皆さんこんにちは
7月に入って暑さが増して夏を感じるようになりましたね。
夏に気を付けたい事の1つに食中毒があると思いますが、今回は食中毒の原因でもある微生物の話です。
微生物と一言に言っても細菌、真菌、ウイルスの違いをご存知でしょうか?
それぞれの特徴を知ってもらえればと思います。
まず細菌から
大きさ:1~10μm
構造:細胞壁、細胞膜、DNA
増え方:栄養があるところで細胞分裂する
ヒトへの影響:毒素を出して病気を引き起こす
細菌は細胞の形をしていますが、DNAが膜に包まれていない原核生物です。
治療は細胞の壁を壊したり膜を壊す作用のある抗菌薬が有効ですが、薬に耐性を持つ薬剤耐性菌が問題となっています。
次に真菌(カビ)です
大きさ:3~40μmで赤血球と同じくらいですが、菌糸というもので長くなる事もあります
構造:細胞壁、細胞膜、核膜があり核膜の中にDNAがある真核生物です。ヒトも同じ構造です。
増え方:ヒトの細胞に定着して増える
ヒトへの影響:主に痒みなどの皮フ症状
真菌には抗真菌薬での治療が一般的です。
最後にウイルスです。
大きさ:約0.1μm
構造:DNAやRNAが蛋白質の殻に入った構造で細胞の構造ではありません。
増え方:生きている細胞に寄生して増える
ヒトへの影響:ウイルスに感染した細胞が機能不全となり、免疫不全などを起こす
ウイルスにも抗ウイルス薬が使われる場合があります。
このようにそれぞれ構造や増え方などに違いがあります。
検査での違いについては、細菌と真菌は普通の顕微鏡で見えますが、ウイルスは電子顕微鏡と言う特殊な顕微鏡でしか見えません。

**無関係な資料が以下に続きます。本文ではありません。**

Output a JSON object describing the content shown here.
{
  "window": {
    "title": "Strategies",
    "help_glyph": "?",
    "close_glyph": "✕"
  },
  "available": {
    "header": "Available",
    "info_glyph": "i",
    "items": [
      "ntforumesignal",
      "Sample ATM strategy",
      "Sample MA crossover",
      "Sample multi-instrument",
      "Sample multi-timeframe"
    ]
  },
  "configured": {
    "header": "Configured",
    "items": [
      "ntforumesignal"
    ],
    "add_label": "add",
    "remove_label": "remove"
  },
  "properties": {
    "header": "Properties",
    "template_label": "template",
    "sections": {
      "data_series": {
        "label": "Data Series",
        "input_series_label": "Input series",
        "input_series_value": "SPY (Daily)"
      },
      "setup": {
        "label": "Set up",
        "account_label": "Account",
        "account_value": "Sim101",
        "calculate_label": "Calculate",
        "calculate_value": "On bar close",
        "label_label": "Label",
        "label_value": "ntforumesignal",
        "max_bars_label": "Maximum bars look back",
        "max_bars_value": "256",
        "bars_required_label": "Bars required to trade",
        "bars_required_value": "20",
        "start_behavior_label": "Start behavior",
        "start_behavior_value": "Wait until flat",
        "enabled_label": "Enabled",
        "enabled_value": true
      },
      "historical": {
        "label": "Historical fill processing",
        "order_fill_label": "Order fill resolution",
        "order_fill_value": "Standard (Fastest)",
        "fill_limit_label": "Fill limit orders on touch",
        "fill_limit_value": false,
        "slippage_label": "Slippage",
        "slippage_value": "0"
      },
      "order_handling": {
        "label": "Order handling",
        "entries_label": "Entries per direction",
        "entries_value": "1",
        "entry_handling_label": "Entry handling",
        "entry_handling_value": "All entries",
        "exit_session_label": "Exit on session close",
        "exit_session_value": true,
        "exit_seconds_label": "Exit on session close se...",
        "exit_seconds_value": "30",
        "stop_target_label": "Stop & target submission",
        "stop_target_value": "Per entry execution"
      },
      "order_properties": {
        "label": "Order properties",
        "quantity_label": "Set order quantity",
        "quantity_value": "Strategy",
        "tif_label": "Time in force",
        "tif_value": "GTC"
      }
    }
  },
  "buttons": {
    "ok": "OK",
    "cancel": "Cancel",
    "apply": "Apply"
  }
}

また、細菌と真菌は培養検査で増えますが、ウイルスはPCRでDNAやRNAを増やして存在を確認します。
増え方に関しては同じ細菌でも温度や酸素の有無により好みの環境が違ったりします。
深堀していくとキリがないので今回は一般的な違いをお話しました。
少し難しい話だったかもしれませんが、私も専門家ではないのでざっくりとした説明となりました。
暑さが厳しくなってきたので、食中毒にも熱中症にも気を付けて夏を乗り切りましょう。